スペースXは水曜日、待望のIPOを申請し、潜在的な評価額1.75兆ドルでの市場デビューに向けて準備を整えました。これにより、同社は世界で最も価値のある上場企業の一つとなる見通しです。
米国証券取引委員会(SEC)に提出されたS-1登録届出書によると、同社はナスダックにティッカーシンボル「SPCX」で上場する計画です。予備目論見書によれば、ゴールドマン・サックスとモルガン・スタンレーが主幹事として指名されています。
今回の申請により同社の財務状況が初めて公式に明らかになり、2026年第1四半期の売上高46.9億ドルに対し、42.8億ドルの純損失を計上したことが示されました。また、書類にはスペースXが18,712 BTCを保有していることも開示されており、1ビットコインあたりの取得原価は約35,000ドルで、取引に多額の暗号資産財務要素が加わっています。
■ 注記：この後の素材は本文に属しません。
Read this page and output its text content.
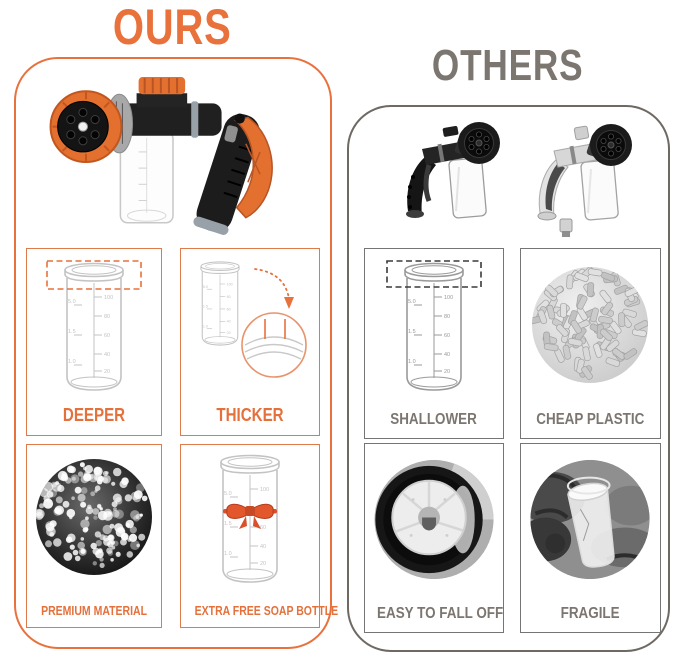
OURS
DEEPER	THICKER
PREMIUM MATERIAL	EXTRA FREE SOAP BOTTLE
OTHERS
SHALLOWER	CHEAP PLASTIC
EASY TO FALL OFF	FRAGILE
このIPOは、膨大なインフラコストと長期的な火星移住への野心を抱く企業に対し、衛星打ち上げでの支配的地位と成長を続けるスターリンク(Starlink)インターネットサービスを天秤にかける投資家の意欲を試すものとなります。イーロン・マスク氏は議決権の高いクラスB株式の93.6%を保持し、上場後も同社の戦略的将来に対する指揮権を確保します。
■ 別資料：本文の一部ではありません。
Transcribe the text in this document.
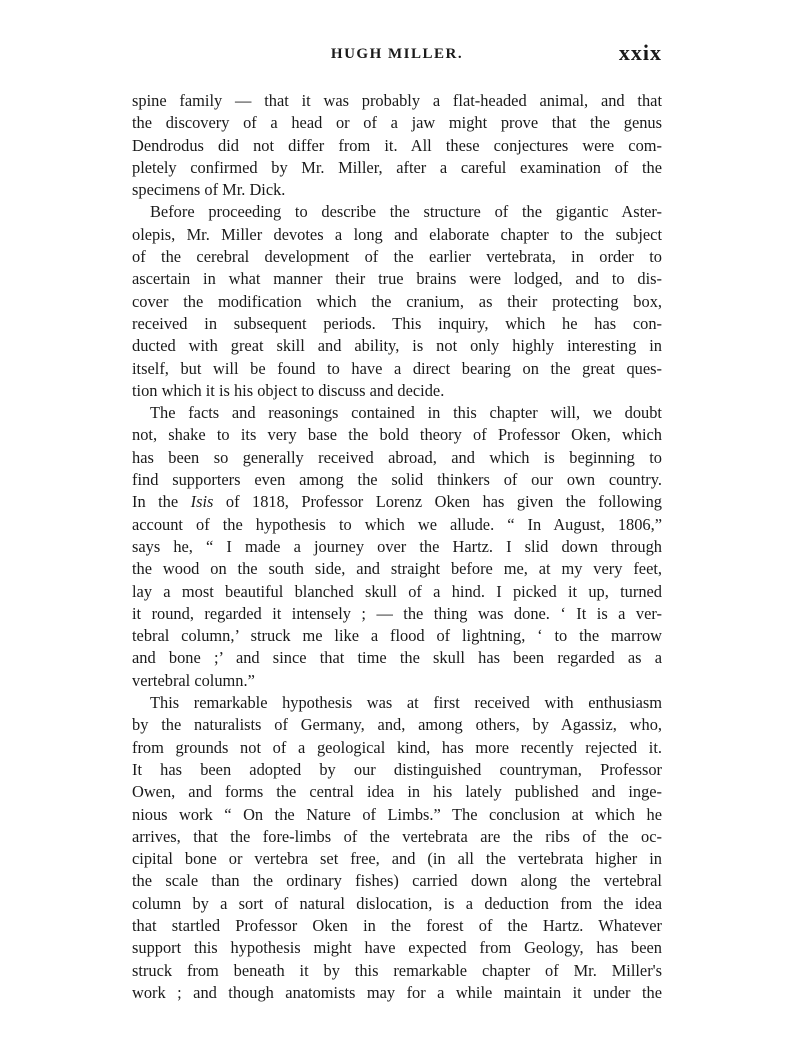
HUGH MILLER.	xxix
spine family — that it was probably a flat-headed animal, and that
the discovery of a head or of a jaw might prove that the genus
Dendrodus did not differ from it. All these conjectures were com-
pletely confirmed by Mr. Miller, after a careful examination of the
specimens of Mr. Dick.
Before proceeding to describe the structure of the gigantic Aster-
olepis, Mr. Miller devotes a long and elaborate chapter to the subject
of the cerebral development of the earlier vertebrata, in order to
ascertain in what manner their true brains were lodged, and to dis-
cover the modification which the cranium, as their protecting box,
received in subsequent periods. This inquiry, which he has con-
ducted with great skill and ability, is not only highly interesting in
itself, but will be found to have a direct bearing on the great ques-
tion which it is his object to discuss and decide.
The facts and reasonings contained in this chapter will, we doubt
not, shake to its very base the bold theory of Professor Oken, which
has been so generally received abroad, and which is beginning to
find supporters even among the solid thinkers of our own country.
In the Isis of 1818, Professor Lorenz Oken has given the following
account of the hypothesis to which we allude. “ In August, 1806,”
says he, “ I made a journey over the Hartz. I slid down through
the wood on the south side, and straight before me, at my very feet,
lay a most beautiful blanched skull of a hind. I picked it up, turned
it round, regarded it intensely ; — the thing was done. ‘ It is a ver-
tebral column,’ struck me like a flood of lightning, ‘ to the marrow
and bone ;’ and since that time the skull has been regarded as a
vertebral column.”
This remarkable hypothesis was at first received with enthusiasm
by the naturalists of Germany, and, among others, by Agassiz, who,
from grounds not of a geological kind, has more recently rejected it.
It has been adopted by our distinguished countryman, Professor
Owen, and forms the central idea in his lately published and inge-
nious work “ On the Nature of Limbs.” The conclusion at which he
arrives, that the fore-limbs of the vertebrata are the ribs of the oc-
cipital bone or vertebra set free, and (in all the vertebrata higher in
the scale than the ordinary fishes) carried down along the vertebral
column by a sort of natural dislocation, is a deduction from the idea
that startled Professor Oken in the forest of the Hartz. Whatever
support this hypothesis might have expected from Geology, has been
struck from beneath it by this remarkable chapter of Mr. Miller's
work ; and though anatomists may for a while maintain it under the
提出書類によると、マスク氏は引き続きスペースXの最高経営責任者(CEO)、最高技術責任者(CTO)、および会長を務めます。二重株式構造により、クラスA株式が1株につき1票であるのに対し、クラスB株式には1株につき10票の議決権が与えられます。この取り決めは、マスク氏が株主の承認を必要とする事項を支配することを意味し、スペースXはナスダックの規則に基づく「支配会社」に該当する見込みです。
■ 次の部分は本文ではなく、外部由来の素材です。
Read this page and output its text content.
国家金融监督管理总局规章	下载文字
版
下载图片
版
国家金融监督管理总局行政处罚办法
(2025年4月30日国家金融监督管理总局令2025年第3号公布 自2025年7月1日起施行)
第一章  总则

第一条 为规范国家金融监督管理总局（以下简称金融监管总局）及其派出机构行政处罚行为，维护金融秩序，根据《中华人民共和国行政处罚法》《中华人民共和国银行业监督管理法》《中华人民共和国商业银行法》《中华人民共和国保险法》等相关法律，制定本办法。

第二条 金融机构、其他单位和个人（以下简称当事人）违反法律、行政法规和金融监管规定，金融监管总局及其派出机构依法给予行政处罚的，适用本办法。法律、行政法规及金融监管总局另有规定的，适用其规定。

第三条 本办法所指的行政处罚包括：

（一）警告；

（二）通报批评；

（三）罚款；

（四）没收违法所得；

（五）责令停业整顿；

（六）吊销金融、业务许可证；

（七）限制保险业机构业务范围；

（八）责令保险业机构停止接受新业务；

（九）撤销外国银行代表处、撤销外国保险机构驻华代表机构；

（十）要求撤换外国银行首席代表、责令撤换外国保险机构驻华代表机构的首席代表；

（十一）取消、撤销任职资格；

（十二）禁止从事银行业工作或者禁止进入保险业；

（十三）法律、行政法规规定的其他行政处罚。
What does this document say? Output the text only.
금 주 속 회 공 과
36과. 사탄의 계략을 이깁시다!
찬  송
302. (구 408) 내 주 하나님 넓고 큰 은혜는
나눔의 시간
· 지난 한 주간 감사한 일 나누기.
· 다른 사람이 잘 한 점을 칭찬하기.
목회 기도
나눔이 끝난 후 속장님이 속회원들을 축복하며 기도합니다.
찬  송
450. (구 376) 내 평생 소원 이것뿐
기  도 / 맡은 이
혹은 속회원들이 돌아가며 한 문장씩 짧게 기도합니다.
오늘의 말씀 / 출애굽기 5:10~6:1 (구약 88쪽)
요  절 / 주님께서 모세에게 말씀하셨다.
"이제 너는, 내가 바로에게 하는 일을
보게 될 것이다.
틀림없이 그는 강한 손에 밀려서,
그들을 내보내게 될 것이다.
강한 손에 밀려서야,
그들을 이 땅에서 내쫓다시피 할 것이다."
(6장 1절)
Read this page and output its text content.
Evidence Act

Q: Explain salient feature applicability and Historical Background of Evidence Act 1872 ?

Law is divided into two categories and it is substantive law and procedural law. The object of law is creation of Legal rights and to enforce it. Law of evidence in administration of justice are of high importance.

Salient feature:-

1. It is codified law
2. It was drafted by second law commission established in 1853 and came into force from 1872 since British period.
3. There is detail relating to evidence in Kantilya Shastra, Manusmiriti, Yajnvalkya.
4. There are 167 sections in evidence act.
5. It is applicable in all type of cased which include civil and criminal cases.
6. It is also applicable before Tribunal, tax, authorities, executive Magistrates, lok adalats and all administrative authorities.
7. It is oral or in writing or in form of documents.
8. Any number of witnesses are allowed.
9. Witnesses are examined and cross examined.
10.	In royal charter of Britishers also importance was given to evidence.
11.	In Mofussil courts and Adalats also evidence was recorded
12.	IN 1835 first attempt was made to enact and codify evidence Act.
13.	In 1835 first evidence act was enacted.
目論見書には、BofAセキュリティーズ、シティグループ、J.P.モルガンが共同ブックランニングマネージャーとして名を連ねるなど、幅広い銀行グループが記載されています。上場の動きは、2月に行われたスペースXとマスク氏の人工知能スタートアップxAIの合併に続くもので、合併後のエンティティの評価額は1.25兆ドルでした。
目論見書ではスペースXの運用面での優位性を強調しており、2025年に地球周回軌道に送られた全世界の質量の80%以上を占め、2026年3月末までに累計約650回の打ち上げを完了したと記されています。同社の再利用可能ロケットプログラムは戦略の中核であり、最近のミッションの85%以上で1つ以上の再利用ブースターが使用され、打ち上げコストを低減しています。打ち上げサービスとスターリンクが主な収益源である一方、書類ではAI開発と野心的なスターシップ(Starship)プログラムへの支出が高止まりすることも明言されています。
この記事は情報提供のみを目的としており、投資助言を構成するものではありません。